XL РЕШЕНИЕ

Прежде чем начать это долгое отступление об авторе «Гения христианства», мы сказали, что Бонапарт приказал оставить его одного. Благодаря этому его гнев разросся до самых крайних пределов. В отличие от других людей, которых одиночество успокаивает, а размышление смягчает, в нем разыгрывалось воображение, бушевала буря страстей, а когда эта буря выходила наружу, кого-то непременно поражал удар молнии.

Бонапарт обедал один. И когда г-н Реаль пришел вечером с рапортом, похожим на тот, что первый консул получил утром, но с другими замечаниями, он нашел его уже склонившимся над столом, где были разложены большие географические карты.

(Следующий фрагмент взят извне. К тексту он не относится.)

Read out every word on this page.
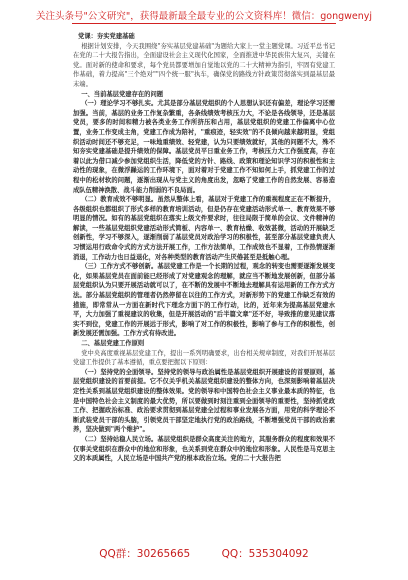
关注头条号"公文研究"，获得最新最全最专业的公文资料库！微信：gongwenyj

党课：夯实党建基础

根据计划安排，今天我围绕"夯实基层党建基础"为题给大家上一堂主题党课。习近平总书记在党的二十大报告指出，全面建设社会主义现代化国家，全面推进中华民族伟大复兴，关键在党。面对新的使命和要求，每个党员都要增加自觉地以党的二十大精神为指引，牢固有党建工作基础，着力提高"三个绝对""四个统一服"执车，确保党的路线方针政策贯彻落实到最基层最末端。

一、当前基层党建存在的问题

（一）理论学习不够扎实。尤其是部分基层党组织的个人思想认识还有偏差，理论学习还需加强。当前，基层的业务工作复杂繁重，各条线绩效考核压力大，不论是各线领导，还是基层党员，要多的时间和精力被各类业务工作所挤压和占用，基层党组织的党建工作偏离中心位置，业务工作变成主角，党建工作成为陪衬，"重痕迹，轻实效"的不良倾向越来越明显，党组织活动时间还不够充足，一味地重绩效、轻党建，认为只要绩效就好，其他的问题不大，殊不知夯实党建基础是提升绩效的保障。基层党员平日重业务工作，考核压力大工作强度高，存在着以此为借口减少参加党组织生活，降低党的方针、路线、政策和理论知识学习的积极性和主动性的现象，在微浮躁运的工作环境下，面对着对于党建工作不知如何上手，抓党建工作的过程中的松材软的问题，逐渐出现从与党主义的角度出发，忽略了党建工作的自然发展、容易造成队伍精神涣散、战斗能力削弱的不良局面。

（二）教育成效不够明显。虽然从整体上看，基层对于党建工作的重视程度正在不断提升，各级组织也都组织了形式多样的教育培训活动，但是仍存在党建活动形式单一、教育效果不够明显的情况。如有的基层党组织在落实上级文件要求时，往往局限于简单的会议、文件精神的解读，一些基层党组织党建活动形式简板、内容单一、教育枯燥、收效甚微，活动的开展缺乏创新性，学习不够深入，逐渐削弱了基层党员对政治学习的积极性，甚至部分基层党建负责人习惯运用行政命令式的方式方法开展工作，工作方法简单，工作成效也不显着，工作热情逐渐消退，工作动力也日益退化，对各种类型的教育活动产生厌倦甚至是抵触心理。

（三）工作方式不够创新。基层党建工作是一个长期的过程，观念的转变也需要逐渐发展变化，如果基层党员在面前能已经形成了对党建观念的理解，就应当不断地发展创新，但部分基层党组织认为只要开展活动就可以了，在不断的发展中不断地去理解具有运用新的工作方式方法。部分基层党组织的管理者仍然停留在以往的工作方式，对新形势下的党建工作缺乏有效的措施，即常常从一方面在新时代下理念方面下的工作行动，比的，近年来为提高基层党建水平，大力加强了重视建议的收集，但是开展活动的"后半篇文章"还不好，导致推的意见建议落实不到位，党建工作的开展远于形式，影响了对工作的积极性，影响了参与工作的积极性，创新发展还需加强。工作方式有待改进。

二、基层党建工作原则

党中央高度重视基层党建工作，提出一系列明确要求，出台相关规章制度，对我们开展基层党建工作提供了基本遵循，重点要把握以下原则：

（一）坚持党的全面领导。坚持党的领导与政治属性是基层党组织开展建设的首要原则，基层党组织建设的首要前提。它不仅关乎机关基层党组织建设的整体方向，也深刻影响着基层决定性关系到基层党组织建设的整体效果。党的领导和中国特色社会主义事业最本质的特征，也是中国特色社会主义制度的最大优势，所以要做到时刻注重到全面领导的重要性，坚持抓党政工作、把握政治标准、政治要求贯彻到基层党建全过程和事业发展各方面，用党的科学理论不断武装党员干部的头脑，引领党员干部坚定地执行党的政治路线，不断增强党员干部的政治素养，坚决做到"两个维护"。

（二）坚持站稳人民立场。基层党组织是群众高度关注的地方，其服务群众的程度和效果不仅事关党组织在群众中的地位和形象，也关系到党在群众中的地位和形象。人民性是马克思主义的本质属性，人民立场是中国共产党的根本政治立场。党的二十大报告把

QQ群：30265665	QQ：535304092
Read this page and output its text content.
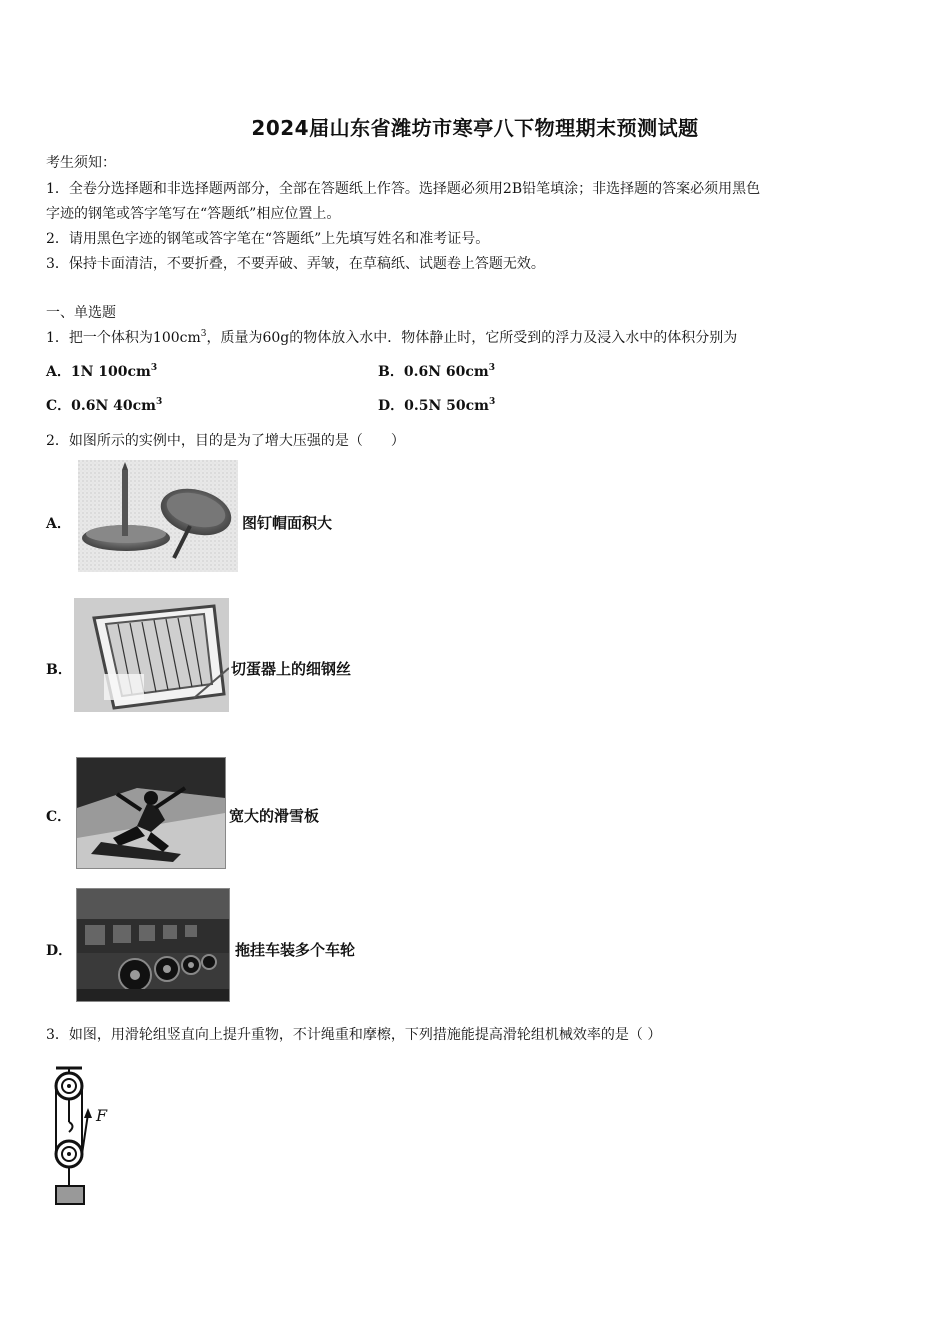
2024届山东省潍坊市寒亭八下物理期末预测试题
考生须知：
1．全卷分选择题和非选择题两部分，全部在答题纸上作答。选择题必须用2B铅笔填涂；非选择题的答案必须用黑色
字迹的钢笔或答字笔写在“答题纸”相应位置上。
2．请用黑色字迹的钢笔或答字笔在“答题纸”上先填写姓名和准考证号。
3．保持卡面清洁，不要折叠，不要弄破、弄皱，在草稿纸、试题卷上答题无效。
一、单选题
1．把一个体积为$100cm^3$，质量为60g的物体放入水中．物体静止时，它所受到的浮力及浸入水中的体积分别为
A．1N $100cm^3$	B．0.6N $60cm^3$
C．0.6N $40cm^3$	D．0.5N $50cm^3$
2．如图所示的实例中，目的是为了增大压强的是（　　）
A．	图钉帽面积大
B．	切蛋器上的细钢丝
C．	宽大的滑雪板
D．	拖挂车装多个车轮
3．如图，用滑轮组竖直向上提升重物，不计绳重和摩檫，下列措施能提高滑轮组机械效率的是（ ）
F
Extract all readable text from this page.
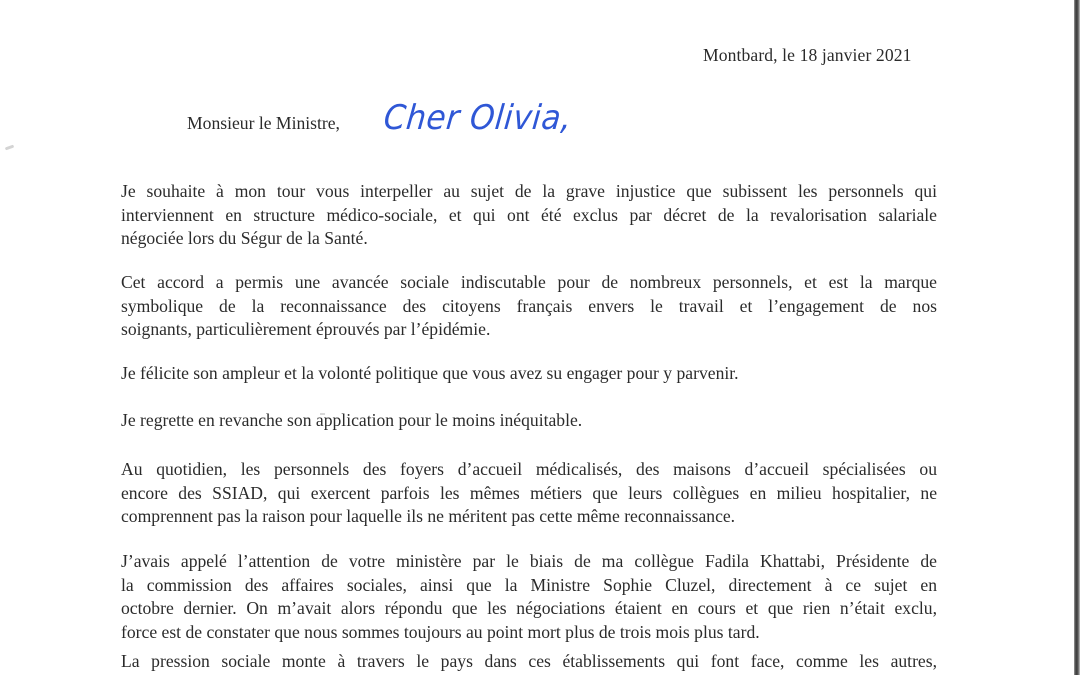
Montbard, le 18 janvier 2021
Monsieur le Ministre, Cher Olivia,
Je souhaite à mon tour vous interpeller au sujet de la grave injustice que subissent les personnels qui
interviennent en structure médico-sociale, et qui ont été exclus par décret de la revalorisation salariale
négociée lors du Ségur de la Santé.
Cet accord a permis une avancée sociale indiscutable pour de nombreux personnels, et est la marque
symbolique de la reconnaissance des citoyens français envers le travail et l’engagement de nos
soignants, particulièrement éprouvés par l’épidémie.
Je félicite son ampleur et la volonté politique que vous avez su engager pour y parvenir.
Je regrette en revanche son application pour le moins inéquitable.
Au quotidien, les personnels des foyers d’accueil médicalisés, des maisons d’accueil spécialisées ou
encore des SSIAD, qui exercent parfois les mêmes métiers que leurs collègues en milieu hospitalier, ne
comprennent pas la raison pour laquelle ils ne méritent pas cette même reconnaissance.
J’avais appelé l’attention de votre ministère par le biais de ma collègue Fadila Khattabi, Présidente de
la commission des affaires sociales, ainsi que la Ministre Sophie Cluzel, directement à ce sujet en
octobre dernier. On m’avait alors répondu que les négociations étaient en cours et que rien n’était exclu,
force est de constater que nous sommes toujours au point mort plus de trois mois plus tard.
La pression sociale monte à travers le pays dans ces établissements qui font face, comme les autres,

Первый консул изучал линию от Рейна до Эттенгейма, измерял расстояния, высчитывал часы пути.

В разгар этих занятий и появился г-н Реаль.

Бонапарт прервался и, опершись кулаком о стол, обратился к государственному советнику:

— Итак, господин Реаль, при вас работает моя полиция, вы видите меня ежедневно и вы забываете мне сказать, что герцог Энгиенский находится в четырех милях от границы, организуя военный переворот!

— Я как раз пришел, — спокойно сказал Реаль, — чтобы уведомить вас об этом. Герцог Энгиенский не в четырех милях, он не покидал Эттенгейма, находящегося в двенадцати лье от границы.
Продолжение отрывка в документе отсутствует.